After we read file contents, we should perform parsing of the files, which is (in theory) pure action and can be parallelized.
But we use C library under the hood, so the parallelization may be tricky. Here we can try some approaches and discuss results.
Acceptance criteria
- Some approaches of parallelization are tried
- We decided how to handle foreign calls during parsing for parallelization
- Speedup is obtained and proved with measurements
YuriRomanowski commented
I uploaded some commits where different variations of xrefcheck can be load-tested (in branch YuriRomanowski/#247-parallelize-file-parsing-scaffolding):
- Original version (from
master
) with lazyreadFile
: 2a959d0 - Replace lazy
readFile
with strict one: b3368c3 - Force reading files and then process them in parallel using
Eval
monad: a1d5f56 - Force reading files and then process them using
mapConcurrently
: 8f65374
The latter two ones produce similar results.
Martoon-00 commented
Thanks for this investigation!
I tried, and from what I can see:
- Repo scanning time is not extremely different in all of these scenarios (0.9s / 0.7s / 0.5s / 0.5s)
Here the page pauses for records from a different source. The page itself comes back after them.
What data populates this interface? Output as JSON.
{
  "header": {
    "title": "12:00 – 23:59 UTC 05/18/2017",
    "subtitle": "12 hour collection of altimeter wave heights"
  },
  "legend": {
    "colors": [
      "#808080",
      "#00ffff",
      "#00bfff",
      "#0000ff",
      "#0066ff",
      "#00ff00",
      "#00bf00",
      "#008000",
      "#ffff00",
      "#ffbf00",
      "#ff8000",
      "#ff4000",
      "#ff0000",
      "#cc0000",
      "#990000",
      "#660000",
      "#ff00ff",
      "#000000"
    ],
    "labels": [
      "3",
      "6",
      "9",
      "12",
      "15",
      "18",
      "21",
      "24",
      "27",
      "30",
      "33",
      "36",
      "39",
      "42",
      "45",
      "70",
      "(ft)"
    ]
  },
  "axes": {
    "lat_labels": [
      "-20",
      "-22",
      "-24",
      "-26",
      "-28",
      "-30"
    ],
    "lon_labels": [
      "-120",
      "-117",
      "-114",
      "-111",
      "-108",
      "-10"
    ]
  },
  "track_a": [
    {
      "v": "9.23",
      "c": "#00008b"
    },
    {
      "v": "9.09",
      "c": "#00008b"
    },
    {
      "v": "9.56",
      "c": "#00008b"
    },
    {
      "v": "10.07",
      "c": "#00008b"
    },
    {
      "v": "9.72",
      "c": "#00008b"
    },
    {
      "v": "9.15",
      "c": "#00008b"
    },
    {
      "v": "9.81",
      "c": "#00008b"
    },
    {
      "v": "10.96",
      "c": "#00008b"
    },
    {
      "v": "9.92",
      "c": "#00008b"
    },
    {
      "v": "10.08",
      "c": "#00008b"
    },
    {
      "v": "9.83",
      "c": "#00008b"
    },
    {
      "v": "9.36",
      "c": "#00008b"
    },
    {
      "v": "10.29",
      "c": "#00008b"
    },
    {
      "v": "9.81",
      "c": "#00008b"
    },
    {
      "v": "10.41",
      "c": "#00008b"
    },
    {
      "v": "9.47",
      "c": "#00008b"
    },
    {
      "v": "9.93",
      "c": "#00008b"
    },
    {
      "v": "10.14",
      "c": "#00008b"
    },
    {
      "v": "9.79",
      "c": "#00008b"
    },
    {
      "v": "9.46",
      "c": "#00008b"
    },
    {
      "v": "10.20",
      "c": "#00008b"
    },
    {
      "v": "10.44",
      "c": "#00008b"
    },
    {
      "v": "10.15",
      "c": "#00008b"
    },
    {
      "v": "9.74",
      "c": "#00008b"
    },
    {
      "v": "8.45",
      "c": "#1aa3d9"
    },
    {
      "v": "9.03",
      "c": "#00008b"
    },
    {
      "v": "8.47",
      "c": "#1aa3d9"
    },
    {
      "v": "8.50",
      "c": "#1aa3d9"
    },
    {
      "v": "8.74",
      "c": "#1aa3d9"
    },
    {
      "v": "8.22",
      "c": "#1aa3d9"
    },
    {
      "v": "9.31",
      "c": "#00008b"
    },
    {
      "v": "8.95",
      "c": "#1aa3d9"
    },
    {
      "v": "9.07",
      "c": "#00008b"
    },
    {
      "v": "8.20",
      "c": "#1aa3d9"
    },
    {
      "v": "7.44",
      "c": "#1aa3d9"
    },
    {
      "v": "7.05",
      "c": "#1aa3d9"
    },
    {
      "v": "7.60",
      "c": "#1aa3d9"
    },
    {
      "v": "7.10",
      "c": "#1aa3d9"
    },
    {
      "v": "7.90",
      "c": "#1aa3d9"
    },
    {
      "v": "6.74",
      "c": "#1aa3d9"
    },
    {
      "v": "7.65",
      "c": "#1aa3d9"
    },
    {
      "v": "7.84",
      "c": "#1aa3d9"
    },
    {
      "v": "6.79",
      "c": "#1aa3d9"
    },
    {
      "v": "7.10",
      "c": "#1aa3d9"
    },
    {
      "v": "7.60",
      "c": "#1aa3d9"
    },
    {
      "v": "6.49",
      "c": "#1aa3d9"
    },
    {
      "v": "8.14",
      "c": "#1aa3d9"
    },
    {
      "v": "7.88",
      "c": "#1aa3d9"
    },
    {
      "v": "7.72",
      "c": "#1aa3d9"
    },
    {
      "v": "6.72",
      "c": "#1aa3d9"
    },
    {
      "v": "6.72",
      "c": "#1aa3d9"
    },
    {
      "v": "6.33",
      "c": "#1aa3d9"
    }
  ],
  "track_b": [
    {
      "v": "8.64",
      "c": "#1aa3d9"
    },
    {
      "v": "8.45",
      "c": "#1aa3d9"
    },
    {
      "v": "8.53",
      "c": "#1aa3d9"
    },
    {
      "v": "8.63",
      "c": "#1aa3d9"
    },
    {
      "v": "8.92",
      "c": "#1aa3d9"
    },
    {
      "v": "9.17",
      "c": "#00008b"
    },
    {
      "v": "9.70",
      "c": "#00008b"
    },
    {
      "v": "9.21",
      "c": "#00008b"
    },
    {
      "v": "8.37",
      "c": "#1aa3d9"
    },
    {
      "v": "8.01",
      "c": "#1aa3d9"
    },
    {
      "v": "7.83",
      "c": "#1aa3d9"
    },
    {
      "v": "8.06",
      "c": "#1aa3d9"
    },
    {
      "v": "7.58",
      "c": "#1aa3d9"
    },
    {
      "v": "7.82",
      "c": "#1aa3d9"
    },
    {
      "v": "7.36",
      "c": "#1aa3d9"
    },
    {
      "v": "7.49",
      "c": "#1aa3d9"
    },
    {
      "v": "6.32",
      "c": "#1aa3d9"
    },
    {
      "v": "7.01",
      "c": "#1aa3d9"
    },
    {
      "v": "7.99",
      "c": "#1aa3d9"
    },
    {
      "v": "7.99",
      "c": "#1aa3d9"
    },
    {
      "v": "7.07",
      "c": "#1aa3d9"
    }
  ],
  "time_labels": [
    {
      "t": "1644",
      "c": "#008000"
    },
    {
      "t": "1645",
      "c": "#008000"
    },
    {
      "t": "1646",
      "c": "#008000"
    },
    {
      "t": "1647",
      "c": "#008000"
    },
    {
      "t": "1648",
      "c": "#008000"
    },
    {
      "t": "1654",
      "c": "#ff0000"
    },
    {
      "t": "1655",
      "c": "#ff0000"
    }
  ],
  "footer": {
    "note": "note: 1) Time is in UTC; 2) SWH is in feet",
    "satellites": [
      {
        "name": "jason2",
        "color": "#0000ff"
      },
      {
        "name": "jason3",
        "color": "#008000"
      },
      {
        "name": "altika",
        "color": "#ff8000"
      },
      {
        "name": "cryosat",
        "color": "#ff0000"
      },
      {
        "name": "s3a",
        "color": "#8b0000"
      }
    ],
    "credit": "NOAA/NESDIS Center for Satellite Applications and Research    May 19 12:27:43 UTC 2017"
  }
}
- My impression was that in the given load testing there was simply no space for parallelization (this is what we saw on this picture. Sparks tab shows that a few sparks were bind to different cores, but most of them went to one core, probably simply because parsing was fast enough to process it all.
- I tried to create 4 dummy markdown files, 50Kb each, and sparks solution showed 4 cores being used.
(the selected area corresponds to repo scanning time)
Although I'm not exactly sure why "Activity" graph at the top shows so few CPU feed.